Fisher, por otra parte, critica profundamente la acción política de sacrificar a unos cuantos civiles por un bien mayor, cuando se realiza un juicio público de quiénes son las personas de bien, y en su defecto, quiénes representan el mal. De este modo, denuncia que los poderes políticos justifican la intención de los muertos en conflicto a manos de los buenos, sobre la base de que nunca será la misma intención del presunto terrorista que ataca civiles. Y ese juicio, por supuesto, está predefinido en una lógica de poder, a partir de connotaciones simplistas e injustas contra la acción de los denunciantes.

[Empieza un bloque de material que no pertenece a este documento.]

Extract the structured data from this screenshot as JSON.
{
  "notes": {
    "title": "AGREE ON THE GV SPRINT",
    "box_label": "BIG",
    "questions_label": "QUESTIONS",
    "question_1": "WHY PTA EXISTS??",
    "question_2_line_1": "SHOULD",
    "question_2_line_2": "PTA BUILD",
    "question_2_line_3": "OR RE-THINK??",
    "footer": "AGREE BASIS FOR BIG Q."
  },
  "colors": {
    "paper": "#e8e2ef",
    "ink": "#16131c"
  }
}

Sebastián Piñera, al declarar la guerra contra el “enemigo poderoso”, tomó posición en lo que en adelante sería su modalidad de represión contra los desobedientes. Sin embargo, a la par de la ebullición de la población chilena, la institucionalidad sufre un declive a nivel transversal, lo que implica un complejo debate público y una polarización que, por un lado, impide la visión hacia una vía de solución al conflicto, y por otro, desenfoca las demandas aun cuando están sustentadas en la más evidente inequidad estructural, desplegada en problemáticas económicas, sociales y culturales. El proyecto constitucional materializó la oportunidad de cambios profundos, pero el mismo pueblo, sin saber realmente lo que necesita, se retracta bajo el moldeamiento de una opinión pública que dispara contra los enemigos, en lugar de buscar un posicionamiento en las materias socialmente relevantes.

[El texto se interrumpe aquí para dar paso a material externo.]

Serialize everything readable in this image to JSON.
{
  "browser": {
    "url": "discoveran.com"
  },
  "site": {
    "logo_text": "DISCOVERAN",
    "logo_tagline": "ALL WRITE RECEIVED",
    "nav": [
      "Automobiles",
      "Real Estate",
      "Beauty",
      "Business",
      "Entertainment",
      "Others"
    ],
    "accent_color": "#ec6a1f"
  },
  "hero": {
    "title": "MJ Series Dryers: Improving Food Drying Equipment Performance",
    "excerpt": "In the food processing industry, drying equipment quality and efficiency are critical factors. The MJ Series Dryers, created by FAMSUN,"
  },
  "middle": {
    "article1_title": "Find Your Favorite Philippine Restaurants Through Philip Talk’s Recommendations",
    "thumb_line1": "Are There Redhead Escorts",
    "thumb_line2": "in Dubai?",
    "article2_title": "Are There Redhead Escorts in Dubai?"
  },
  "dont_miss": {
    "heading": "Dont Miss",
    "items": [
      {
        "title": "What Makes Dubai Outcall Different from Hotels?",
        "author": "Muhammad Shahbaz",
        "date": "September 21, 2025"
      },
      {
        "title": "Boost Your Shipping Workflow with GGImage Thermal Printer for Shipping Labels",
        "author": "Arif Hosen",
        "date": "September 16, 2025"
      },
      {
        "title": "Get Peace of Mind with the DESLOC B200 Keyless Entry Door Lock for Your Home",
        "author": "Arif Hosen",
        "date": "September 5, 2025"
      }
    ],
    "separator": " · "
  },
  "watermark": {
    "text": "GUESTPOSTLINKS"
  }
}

A cinco años de la revuelta, la sociedad chilena no insiste en sus luchas, y éstas vuelven a perder forma con un alto riesgo hacia el olvido, como es de costumbre. El país no sólo ha demostrado torpeza e ineptitud para la resolución de sus legítimas demandas, sino que ha recibido una nueva ola de descaradas revelaciones de injusticias que provienen de una obvia influencia política y el privilegio del poder económico. La ira en 2019 inició desde el subsuelo, como en una representación de la proveniencia de la segregación, pero sólo logró castigos contra el propio pueblo. Y ahora, paradójicamente, en plena consolidación de la transparencia y su acceso público, el pueblo no logra encontrar alternativas. Sólo le queda reaccionar en las redes sociales acerca del escándalo de Hermosilla y sus indeterminados vínculos, la crisis institucional de la Universidad San Sebastián, la venta de contenido para adultos por parte de personas con arresto domiciliario, como Polizzi y Barriga, entre otras situaciones que lo que tienen de escandalosas, también lo tienen de espectaculares, despertando el sabroso interés por los likes y el click bait en la publicación sensacionalista. En ese sentido, la masividad producto de la mediatización de los conflictos, influye en la fuerza de reacción y atenta contra la cohesión del tejido social.

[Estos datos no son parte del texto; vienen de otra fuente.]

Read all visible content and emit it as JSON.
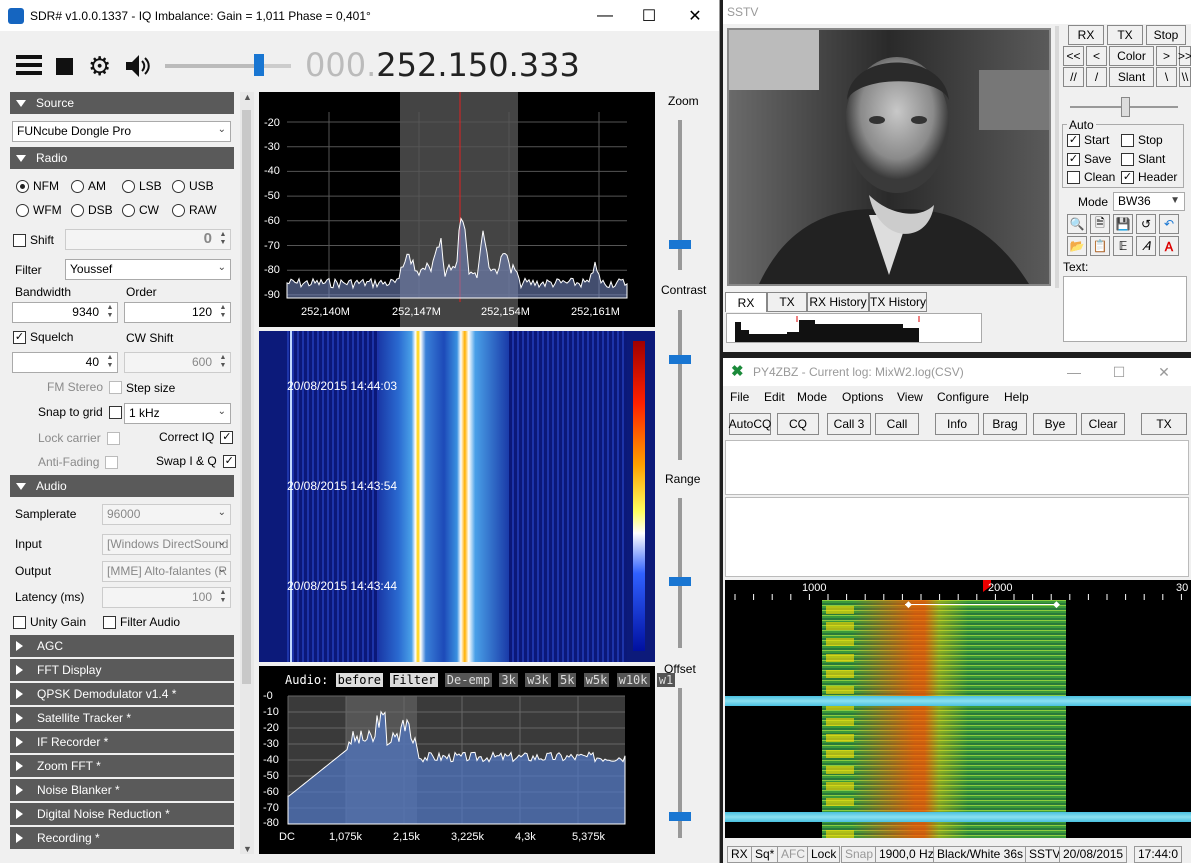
{
  "sdr": {
    "title": "SDR# v1.0.0.1337 - IQ Imbalance: Gain = 1,011 Phase = 0,401°",
    "frequency_dim": "000.",
    "frequency": "252.150.333",
    "source_header": "Source",
    "source_device": "FUNcube Dongle Pro",
    "radio_header": "Radio",
    "modes": [
      "NFM",
      "AM",
      "LSB",
      "USB",
      "WFM",
      "DSB",
      "CW",
      "RAW"
    ],
    "selected_mode": "NFM",
    "shift_label": "Shift",
    "shift_value": "0",
    "filter_label": "Filter",
    "filter_value": "Youssef",
    "bandwidth_label": "Bandwidth",
    "bandwidth_value": "9340",
    "order_label": "Order",
    "order_value": "120",
    "squelch_label": "Squelch",
    "squelch_value": "40",
    "cwshift_label": "CW Shift",
    "cwshift_value": "600",
    "fmstereo_label": "FM Stereo",
    "stepsize_label": "Step size",
    "snap_label": "Snap to grid",
    "step_value": "1 kHz",
    "lock_carrier_label": "Lock carrier",
    "correct_iq_label": "Correct IQ",
    "antifading_label": "Anti-Fading",
    "swap_iq_label": "Swap I & Q",
    "audio_header": "Audio",
    "samplerate_label": "Samplerate",
    "samplerate_value": "96000",
    "input_label": "Input",
    "input_value": "[Windows DirectSound",
    "output_label": "Output",
    "output_value": "[MME] Alto-falantes (R",
    "latency_label": "Latency (ms)",
    "latency_value": "100",
    "unity_gain_label": "Unity Gain",
    "filter_audio_label": "Filter Audio",
    "collapsed_panels": [
      "AGC",
      "FFT Display",
      "QPSK Demodulator v1.4 *",
      "Satellite Tracker *",
      "IF Recorder *",
      "Zoom FFT *",
      "Noise Blanker *",
      "Digital Noise Reduction *",
      "Recording *"
    ],
    "spectrum_y_ticks": [
      "-20",
      "-30",
      "-40",
      "-50",
      "-60",
      "-70",
      "-80",
      "-90"
    ],
    "spectrum_x_ticks": [
      "252,140M",
      "252,147M",
      "252,154M",
      "252,161M"
    ],
    "waterfall_times": [
      "20/08/2015 14:44:03",
      "20/08/2015 14:43:54",
      "20/08/2015 14:43:44"
    ],
    "audio_label": "Audio:",
    "audio_buttons": [
      "before",
      "Filter",
      "De-emp",
      "3k",
      "w3k",
      "5k",
      "w5k",
      "w10k",
      "w1"
    ],
    "audio_y_ticks": [
      "-0",
      "-10",
      "-20",
      "-30",
      "-40",
      "-50",
      "-60",
      "-70",
      "-80"
    ],
    "audio_x_ticks": [
      "DC",
      "1,075k",
      "2,15k",
      "3,225k",
      "4,3k",
      "5,375k"
    ],
    "zoom_label": "Zoom",
    "contrast_label": "Contrast",
    "range_label": "Range",
    "offset_label": "Offset"
  },
  "sstv": {
    "title": "SSTV",
    "buttons_row1": [
      "RX",
      "TX",
      "Stop"
    ],
    "buttons_row2": [
      "<<",
      "<",
      "Color",
      ">",
      ">>"
    ],
    "buttons_row3": [
      "//",
      "/",
      "Slant",
      "\\",
      "\\\\"
    ],
    "auto_label": "Auto",
    "start_label": "Start",
    "stop_label": "Stop",
    "save_label": "Save",
    "slant_label": "Slant",
    "clean_label": "Clean",
    "header_label": "Header",
    "mode_label": "Mode",
    "mode_value": "BW36",
    "text_label": "Text:",
    "tabs": [
      "RX",
      "TX",
      "RX History",
      "TX History"
    ]
  },
  "mixw": {
    "title": "PY4ZBZ - Current log: MixW2.log(CSV)",
    "menu": [
      "File",
      "Edit",
      "Mode",
      "Options",
      "View",
      "Configure",
      "Help"
    ],
    "macros": [
      "AutoCQ",
      "CQ",
      "Call 3",
      "Call",
      "Info",
      "Brag",
      "Bye",
      "Clear",
      "TX"
    ],
    "scale": [
      "1000",
      "2000",
      "30"
    ],
    "status": [
      "RX",
      "Sq*",
      "AFC",
      "Lock",
      "Snap",
      "1900,0 Hz",
      "Black/White 36s",
      "SSTV",
      "20/08/2015",
      "17:44:0"
    ]
  },
  "colors": {
    "accent": "#1976d2",
    "panel_header": "#5a5a5a"
  }
}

Hoy Chile está lejos de ser -estructuralmente hablando- un país inclusivo, intercultural, interseccional, feminista y pluralista, sobre la base de una ilusión progresista que se sostiene en ideas y situaciones anecdóticas, más no en la superación de las lógicas neoliberales que establecen límites segregadores para el acceso al sistema de servicios sociales.
Mientras el pueblo siga creyendo que esforzándose en el trabajo o logrando méritos académicos recibirá el premio de la moralidad, no encontrará alternativa. Nos sobran ejemplos de impunidad y de giros perceptivos en torno a las posturas políticas. De enemigo poderoso, no tenemos nada.